The Etching: Enough, Not More
One of the stronger decisions in the Elmsbury’s design is what wasn’t carved. The central drawer face carries a loose floral vine motif — scrolling outward from the centre in low relief. The cabinet door echoes it. The flanking side panels get arched relief carving, minimal and clean.
That restraint matters. Heavily carved Anglo-Indian pieces can feel like they’re performing. This one doesn’t. The etching gives the eye a place to land without demanding attention it hasn’t earned.
The Concave Shelves
The open side shelves are where the console departs from standard logic. Rather than flat rectangular niches, each side section curves inward — a concave recess framed by an arched fascia above and a full-width lower shelf below.
Functionally, this creates a display alcove that holds objects without needing them to be pushed flush against a back wall. A small sculpture, a stack of books, a low vase — each sits inside the curve and reads as deliberately placed. The geometry does the styling work for you.
The lower shelf, which runs the full width beneath the cabinet and side sections, gives the piece a grounded horizontal base. It prevents the turned legs from making the console feel too leggy or delicate.
The Cabinet
At the centre, a glass-panelled cabinet door with a crescent-cut lower profile sits beneath the single drawer.
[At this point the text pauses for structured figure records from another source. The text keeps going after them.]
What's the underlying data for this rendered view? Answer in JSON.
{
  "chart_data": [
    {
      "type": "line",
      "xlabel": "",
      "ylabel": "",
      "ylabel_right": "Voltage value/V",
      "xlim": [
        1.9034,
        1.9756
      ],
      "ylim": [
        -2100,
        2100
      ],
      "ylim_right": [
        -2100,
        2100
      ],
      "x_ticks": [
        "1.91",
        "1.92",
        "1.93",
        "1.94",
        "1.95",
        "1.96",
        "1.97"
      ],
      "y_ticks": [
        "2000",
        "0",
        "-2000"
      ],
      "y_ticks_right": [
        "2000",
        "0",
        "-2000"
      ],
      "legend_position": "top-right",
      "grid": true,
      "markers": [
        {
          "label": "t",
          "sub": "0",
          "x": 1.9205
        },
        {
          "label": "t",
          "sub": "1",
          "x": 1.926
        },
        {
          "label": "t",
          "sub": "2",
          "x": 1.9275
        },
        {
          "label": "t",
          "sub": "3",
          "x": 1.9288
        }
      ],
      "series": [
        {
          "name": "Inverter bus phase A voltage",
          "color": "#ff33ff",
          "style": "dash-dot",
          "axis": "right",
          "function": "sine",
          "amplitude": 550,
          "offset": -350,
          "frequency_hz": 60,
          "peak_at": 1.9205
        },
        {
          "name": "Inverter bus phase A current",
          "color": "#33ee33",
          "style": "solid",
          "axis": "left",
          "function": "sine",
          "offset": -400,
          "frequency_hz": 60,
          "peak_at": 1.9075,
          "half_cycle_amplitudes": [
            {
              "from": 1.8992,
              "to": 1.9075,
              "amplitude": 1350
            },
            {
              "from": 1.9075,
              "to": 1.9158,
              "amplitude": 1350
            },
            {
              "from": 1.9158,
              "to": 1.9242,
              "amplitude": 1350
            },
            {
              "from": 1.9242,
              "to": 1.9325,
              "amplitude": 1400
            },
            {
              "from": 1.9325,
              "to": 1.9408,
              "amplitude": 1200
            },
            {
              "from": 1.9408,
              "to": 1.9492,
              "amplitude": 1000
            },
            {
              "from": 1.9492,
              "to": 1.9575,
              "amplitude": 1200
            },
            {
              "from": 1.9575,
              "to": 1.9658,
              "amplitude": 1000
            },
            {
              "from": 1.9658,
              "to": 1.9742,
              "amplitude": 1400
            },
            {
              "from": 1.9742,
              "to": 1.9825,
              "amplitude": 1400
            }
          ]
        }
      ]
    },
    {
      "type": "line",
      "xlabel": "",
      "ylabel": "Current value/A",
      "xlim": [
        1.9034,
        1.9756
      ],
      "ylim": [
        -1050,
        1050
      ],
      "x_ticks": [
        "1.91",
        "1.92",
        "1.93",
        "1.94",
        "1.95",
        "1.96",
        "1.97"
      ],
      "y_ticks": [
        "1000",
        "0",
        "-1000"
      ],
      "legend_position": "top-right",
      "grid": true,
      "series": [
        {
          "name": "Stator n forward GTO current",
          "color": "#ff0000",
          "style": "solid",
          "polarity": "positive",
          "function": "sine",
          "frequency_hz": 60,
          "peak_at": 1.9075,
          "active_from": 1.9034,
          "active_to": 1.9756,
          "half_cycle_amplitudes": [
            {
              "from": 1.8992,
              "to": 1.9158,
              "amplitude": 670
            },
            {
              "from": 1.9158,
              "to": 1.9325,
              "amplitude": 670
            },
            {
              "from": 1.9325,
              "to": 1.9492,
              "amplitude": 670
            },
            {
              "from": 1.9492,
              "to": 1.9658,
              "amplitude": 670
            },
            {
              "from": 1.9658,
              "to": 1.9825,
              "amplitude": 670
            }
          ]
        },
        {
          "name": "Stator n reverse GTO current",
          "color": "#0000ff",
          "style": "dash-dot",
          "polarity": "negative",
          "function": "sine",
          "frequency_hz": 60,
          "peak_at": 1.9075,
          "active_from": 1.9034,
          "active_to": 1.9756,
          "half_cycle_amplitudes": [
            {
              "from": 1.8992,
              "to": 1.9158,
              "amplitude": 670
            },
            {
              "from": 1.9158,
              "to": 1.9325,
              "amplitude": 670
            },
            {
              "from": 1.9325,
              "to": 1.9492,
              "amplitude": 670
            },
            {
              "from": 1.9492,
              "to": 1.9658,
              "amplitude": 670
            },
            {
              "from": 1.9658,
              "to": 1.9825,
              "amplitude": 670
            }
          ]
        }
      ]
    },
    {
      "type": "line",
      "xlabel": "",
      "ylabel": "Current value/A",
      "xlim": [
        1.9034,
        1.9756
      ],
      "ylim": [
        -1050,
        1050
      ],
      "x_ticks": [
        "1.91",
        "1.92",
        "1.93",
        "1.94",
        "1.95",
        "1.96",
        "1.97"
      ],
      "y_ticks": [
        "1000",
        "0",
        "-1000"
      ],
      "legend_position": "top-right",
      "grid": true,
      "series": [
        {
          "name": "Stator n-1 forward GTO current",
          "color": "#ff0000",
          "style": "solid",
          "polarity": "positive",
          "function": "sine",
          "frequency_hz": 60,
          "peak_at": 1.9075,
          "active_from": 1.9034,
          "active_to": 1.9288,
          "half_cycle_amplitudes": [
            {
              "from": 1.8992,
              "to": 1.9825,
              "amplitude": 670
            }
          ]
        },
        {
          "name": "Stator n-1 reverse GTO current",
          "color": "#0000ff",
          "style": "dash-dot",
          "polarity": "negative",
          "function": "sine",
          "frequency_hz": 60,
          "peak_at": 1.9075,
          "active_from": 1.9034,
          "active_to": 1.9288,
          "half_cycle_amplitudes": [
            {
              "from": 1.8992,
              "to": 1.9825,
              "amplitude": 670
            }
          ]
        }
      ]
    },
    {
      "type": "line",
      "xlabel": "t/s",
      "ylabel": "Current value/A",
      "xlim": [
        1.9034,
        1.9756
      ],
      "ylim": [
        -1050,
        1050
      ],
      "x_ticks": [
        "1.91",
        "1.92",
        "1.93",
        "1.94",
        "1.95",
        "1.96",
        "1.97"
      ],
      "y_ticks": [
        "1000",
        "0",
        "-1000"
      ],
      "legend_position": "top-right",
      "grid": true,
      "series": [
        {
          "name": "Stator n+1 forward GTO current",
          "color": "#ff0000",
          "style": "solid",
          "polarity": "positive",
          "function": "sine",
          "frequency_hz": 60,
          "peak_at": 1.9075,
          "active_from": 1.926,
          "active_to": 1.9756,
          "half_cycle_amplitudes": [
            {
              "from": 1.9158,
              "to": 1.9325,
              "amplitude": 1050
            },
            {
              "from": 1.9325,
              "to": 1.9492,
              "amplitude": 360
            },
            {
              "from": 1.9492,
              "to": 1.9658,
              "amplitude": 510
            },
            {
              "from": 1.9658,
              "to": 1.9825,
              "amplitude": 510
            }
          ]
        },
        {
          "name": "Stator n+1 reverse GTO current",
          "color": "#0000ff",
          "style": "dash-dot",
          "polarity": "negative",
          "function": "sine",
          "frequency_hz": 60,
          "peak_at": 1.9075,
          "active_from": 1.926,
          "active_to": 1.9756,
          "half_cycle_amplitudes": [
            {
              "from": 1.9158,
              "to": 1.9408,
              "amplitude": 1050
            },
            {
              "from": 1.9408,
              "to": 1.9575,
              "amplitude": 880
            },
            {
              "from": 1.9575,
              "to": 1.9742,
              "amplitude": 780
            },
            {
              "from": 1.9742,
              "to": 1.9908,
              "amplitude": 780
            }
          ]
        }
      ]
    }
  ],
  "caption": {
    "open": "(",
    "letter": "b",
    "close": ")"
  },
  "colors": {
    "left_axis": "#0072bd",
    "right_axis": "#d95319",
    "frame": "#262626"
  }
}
The glass panel is set into a curved wooden surround, and the interior is visible but not fully exposed. It’s practical for storing things you want accessible but not on display.
The drawer pulls are shell-form brass — small, correct, and period-appropriate.
How It Sits in a Room
The console works hardest in an entry corridor or against a dining room wall where it can hold decorative objects on top and the concave shelves can be used without the space feeling cluttered. The warm wood tone pairs naturally with terracotta, aged brass, off-white plaster walls, or darker accent pieces.